Ce qui retient l’attention ce sont les mots prononcés, compris ou interprétés, qu’importe, ce qui a été entendu c’est : « vous n’êtes rien ». Ainsi, une avocate dans l’exercice de sa fonction reçoit l’insulte de la négation de sa profession autant que la négation de sa propre personne, elle qui est habilitée à accompagner, à conseiller, à sauver la tête de son client qui lui a accordé toute sa confiance. Nier son rôle c’est l’insérer dans un cadre hors la loi, l’affecter à une place de personnage fictif toléré par ceux qui interrogent, une espèce de connivence non inscrite dans le droit. Donc une tolérance, un bon vouloir. Ainsi on peut lui rappeler qu’elle n’a rien à faire en ce lieu et que ses interventions ne sont pas acceptables. Elle doit se taire. Un ordre non formulé par ceux qui croient détenir le pouvoir, l’autorité et la loi. Le voilà qui resurgit le pouvoir, lui qui n’est jamais tout à fait dissimulé chez ceux qui l’accaparent, le font savoir par les actes officialisés combien même il s’ancrerait dans le domaine de la dérive. Vous n’êtes rien inscrit la défenderesse dans une non-légitimité tout en lui rappelant une supériorité non seulement légale mais aussi intellectuelle de ses invectiveurs.

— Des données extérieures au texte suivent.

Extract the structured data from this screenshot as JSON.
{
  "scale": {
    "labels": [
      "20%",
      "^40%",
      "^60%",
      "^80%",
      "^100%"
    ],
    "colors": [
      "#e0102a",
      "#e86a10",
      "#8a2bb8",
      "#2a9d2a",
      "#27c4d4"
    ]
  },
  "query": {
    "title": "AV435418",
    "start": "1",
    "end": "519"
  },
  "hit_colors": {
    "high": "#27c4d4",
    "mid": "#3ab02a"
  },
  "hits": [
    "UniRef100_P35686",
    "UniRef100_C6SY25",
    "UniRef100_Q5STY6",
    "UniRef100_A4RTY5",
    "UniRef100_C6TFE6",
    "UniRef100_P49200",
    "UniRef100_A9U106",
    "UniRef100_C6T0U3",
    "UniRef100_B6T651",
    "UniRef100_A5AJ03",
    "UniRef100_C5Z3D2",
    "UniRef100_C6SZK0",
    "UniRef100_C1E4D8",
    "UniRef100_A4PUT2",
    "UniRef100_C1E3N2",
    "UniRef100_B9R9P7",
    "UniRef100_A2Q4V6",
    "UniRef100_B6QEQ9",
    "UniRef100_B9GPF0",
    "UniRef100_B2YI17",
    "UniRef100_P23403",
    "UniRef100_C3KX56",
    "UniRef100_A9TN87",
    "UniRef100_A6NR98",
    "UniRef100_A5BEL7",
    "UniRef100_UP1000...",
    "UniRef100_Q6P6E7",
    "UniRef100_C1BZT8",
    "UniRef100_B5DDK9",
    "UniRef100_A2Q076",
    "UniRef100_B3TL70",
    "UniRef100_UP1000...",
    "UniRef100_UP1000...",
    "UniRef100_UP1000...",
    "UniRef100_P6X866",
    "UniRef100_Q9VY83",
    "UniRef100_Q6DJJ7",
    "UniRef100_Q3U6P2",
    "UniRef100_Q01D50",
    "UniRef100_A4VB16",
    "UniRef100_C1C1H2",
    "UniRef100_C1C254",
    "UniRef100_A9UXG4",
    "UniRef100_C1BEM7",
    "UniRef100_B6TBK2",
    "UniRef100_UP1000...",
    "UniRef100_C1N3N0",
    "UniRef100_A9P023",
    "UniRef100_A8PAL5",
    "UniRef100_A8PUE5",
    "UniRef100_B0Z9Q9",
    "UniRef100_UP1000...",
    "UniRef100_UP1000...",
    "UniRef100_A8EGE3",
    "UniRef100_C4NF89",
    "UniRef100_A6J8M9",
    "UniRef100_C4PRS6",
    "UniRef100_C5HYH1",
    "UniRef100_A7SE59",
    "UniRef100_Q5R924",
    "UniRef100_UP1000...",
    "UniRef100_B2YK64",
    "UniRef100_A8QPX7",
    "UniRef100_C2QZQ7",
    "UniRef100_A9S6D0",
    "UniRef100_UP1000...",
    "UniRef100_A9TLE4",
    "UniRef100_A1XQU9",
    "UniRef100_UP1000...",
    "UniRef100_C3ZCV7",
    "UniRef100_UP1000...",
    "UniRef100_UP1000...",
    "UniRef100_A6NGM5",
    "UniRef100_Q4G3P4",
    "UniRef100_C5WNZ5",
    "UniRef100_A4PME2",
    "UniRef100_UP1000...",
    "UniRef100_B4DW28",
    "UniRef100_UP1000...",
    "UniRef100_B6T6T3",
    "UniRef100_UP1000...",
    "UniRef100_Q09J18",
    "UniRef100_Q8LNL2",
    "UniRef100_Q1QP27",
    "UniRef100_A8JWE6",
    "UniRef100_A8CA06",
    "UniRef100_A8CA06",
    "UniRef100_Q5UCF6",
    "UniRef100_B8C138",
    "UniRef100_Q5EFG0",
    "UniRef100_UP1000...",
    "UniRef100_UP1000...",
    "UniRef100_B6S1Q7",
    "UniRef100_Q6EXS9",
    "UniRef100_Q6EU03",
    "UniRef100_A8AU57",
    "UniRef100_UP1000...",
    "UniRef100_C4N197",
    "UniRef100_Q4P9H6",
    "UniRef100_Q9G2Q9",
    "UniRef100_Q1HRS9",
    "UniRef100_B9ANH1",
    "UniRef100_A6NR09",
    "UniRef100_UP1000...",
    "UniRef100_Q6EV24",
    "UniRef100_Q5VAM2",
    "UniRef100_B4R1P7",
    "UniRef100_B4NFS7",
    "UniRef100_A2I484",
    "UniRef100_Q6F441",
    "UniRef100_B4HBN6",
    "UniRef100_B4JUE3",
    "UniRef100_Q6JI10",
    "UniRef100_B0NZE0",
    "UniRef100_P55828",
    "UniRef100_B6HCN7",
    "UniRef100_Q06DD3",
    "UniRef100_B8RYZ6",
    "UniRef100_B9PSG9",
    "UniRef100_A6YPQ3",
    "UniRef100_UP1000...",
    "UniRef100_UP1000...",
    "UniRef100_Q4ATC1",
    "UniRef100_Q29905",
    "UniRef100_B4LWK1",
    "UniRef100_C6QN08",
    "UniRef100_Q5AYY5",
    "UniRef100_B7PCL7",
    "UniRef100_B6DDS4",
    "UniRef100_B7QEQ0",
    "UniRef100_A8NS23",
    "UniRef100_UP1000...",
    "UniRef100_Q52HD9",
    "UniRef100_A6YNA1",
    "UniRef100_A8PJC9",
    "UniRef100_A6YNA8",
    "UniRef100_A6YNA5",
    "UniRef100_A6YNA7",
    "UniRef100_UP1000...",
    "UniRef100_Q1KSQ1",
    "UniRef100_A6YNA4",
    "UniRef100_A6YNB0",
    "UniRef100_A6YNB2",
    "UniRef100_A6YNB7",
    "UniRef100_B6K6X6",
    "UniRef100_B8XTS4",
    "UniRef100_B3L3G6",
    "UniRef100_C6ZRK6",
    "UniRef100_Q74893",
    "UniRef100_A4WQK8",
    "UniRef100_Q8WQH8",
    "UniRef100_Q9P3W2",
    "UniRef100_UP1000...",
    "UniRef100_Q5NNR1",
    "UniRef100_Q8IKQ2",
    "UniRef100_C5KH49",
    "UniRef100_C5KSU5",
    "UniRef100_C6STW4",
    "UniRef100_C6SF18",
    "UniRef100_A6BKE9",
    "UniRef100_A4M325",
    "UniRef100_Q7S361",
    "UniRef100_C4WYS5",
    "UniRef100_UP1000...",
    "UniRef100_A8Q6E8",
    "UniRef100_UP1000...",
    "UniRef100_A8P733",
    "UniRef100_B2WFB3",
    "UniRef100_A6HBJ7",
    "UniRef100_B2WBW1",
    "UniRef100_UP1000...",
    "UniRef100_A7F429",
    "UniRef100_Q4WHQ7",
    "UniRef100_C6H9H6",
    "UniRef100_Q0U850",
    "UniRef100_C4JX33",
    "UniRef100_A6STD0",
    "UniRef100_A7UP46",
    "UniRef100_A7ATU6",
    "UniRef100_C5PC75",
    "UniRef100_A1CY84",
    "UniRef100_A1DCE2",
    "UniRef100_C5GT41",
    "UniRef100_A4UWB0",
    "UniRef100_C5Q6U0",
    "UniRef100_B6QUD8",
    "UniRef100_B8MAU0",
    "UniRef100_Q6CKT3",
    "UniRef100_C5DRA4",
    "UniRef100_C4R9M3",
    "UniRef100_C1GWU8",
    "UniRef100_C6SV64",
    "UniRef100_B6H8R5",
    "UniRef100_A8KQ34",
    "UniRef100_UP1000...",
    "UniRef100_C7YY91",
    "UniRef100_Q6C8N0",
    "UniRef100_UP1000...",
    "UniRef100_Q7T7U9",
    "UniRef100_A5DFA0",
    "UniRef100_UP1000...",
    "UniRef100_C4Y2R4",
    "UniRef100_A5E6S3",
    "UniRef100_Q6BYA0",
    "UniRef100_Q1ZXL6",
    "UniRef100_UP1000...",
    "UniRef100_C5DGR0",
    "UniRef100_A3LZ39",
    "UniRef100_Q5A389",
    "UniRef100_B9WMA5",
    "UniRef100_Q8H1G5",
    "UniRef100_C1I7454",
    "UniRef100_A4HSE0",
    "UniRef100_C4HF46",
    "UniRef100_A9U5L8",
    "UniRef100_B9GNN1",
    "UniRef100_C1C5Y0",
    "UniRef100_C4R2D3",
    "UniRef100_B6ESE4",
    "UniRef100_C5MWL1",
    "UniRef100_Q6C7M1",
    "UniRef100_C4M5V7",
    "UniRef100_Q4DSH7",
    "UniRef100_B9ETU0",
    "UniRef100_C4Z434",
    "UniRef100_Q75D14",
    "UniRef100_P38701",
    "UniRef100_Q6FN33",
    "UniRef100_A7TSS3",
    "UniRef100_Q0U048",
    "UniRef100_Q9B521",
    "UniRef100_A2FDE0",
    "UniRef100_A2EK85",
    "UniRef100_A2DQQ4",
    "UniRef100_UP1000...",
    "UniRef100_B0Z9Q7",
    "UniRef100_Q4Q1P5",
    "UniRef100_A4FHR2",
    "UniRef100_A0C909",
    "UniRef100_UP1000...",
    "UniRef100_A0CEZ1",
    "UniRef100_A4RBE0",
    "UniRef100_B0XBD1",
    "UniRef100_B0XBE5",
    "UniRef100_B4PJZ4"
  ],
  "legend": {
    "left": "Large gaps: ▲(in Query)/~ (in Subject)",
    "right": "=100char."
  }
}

La hiérarchisation imaginaire trace une ligne de démarcation entre elle et les autres. D’une manière générale les personnes qui sont investies par leur profession dans le contrôle de l’autre, se placent très souvent en position de toute-puissance. Cela se vérifie dans les trains de banlieues où des gens en uniformes, corps en avant, roulant des mécaniques, scrutent les voyageurs, tapant la banquette avec leur bâton en intimant à celui qui a le pied posé sur le siège devant lui de l’enlever par un « vos pieds » irrité. Cela pourrait être dit autrement. La toute puissance est un fantasme d’omnipotence qui se situe dans le registre de l’imaginaire, elle correspond souvent à la peur du plus fort et du plus influent. Se sentir dépossédé de ses fonctions confronte le supposé dominant à son impuissance, ce qui est inaccepté. Alors il aura tendance à invalider toute autre perception et à prétendre que la sienne ne relève pas d’une interprétation mais qu’elle est la vérité et qu’il n’y a aucun doute là-dessus. L’intervention de l’autre risque de mettre en évidence une faille qui viendrait déstabiliser ou annuler sa toute-puissance. Dans cette spirale négative tout devient menace, danger et donc à éliminer. La demande de l’avocate à son client de ne point répondre aux questions a été le déclencheur de cette mise hors de l’aire de son contrôle omnipotent, puisqu’elle interroge sa pratique, elle remet en cause son fonctionnement usuel. La critique n’est pas recevable. Gommer la reconnaissance d’un savoir, c’est essayer de suturer des manques, des frustrations et des blessures d’expériences antérieures. Il aurait fallu qu’il accepte de n’être pas tout sans pour autant n’être rien.

S’agissant de l’approche du corps de l’avocate bousculée vers la sortie, évacuée en quelque sorte, l’interaction aurait-elle été identique s’il s’était agi d’un ténor du barreau ? Que peut-on penser du corps à corps décrit avec forces détails ?

Comprendre ce qui s’est passé est très important en cette période où les agressions depuis plus de 15 mois sont incessantes au point que la violence semble être retournée contre soi à l’analyse des accidents mortels et répétés, des passages à l’acte suicidaires, des tentatives d’autolyse de plus en plus nombreuses. Ne pas aggraver les situations de tension, mais temporiser, essayer de faire en sorte qu’un retour à l’apaisement puisse être envisager est indispensable. Renoncer à la provocation et à la dérive, c’est peut-être trop demander à la déraison qui semble s’inviter à toutes les occasions où les négociations pourraient aboutir à des accords pérennes.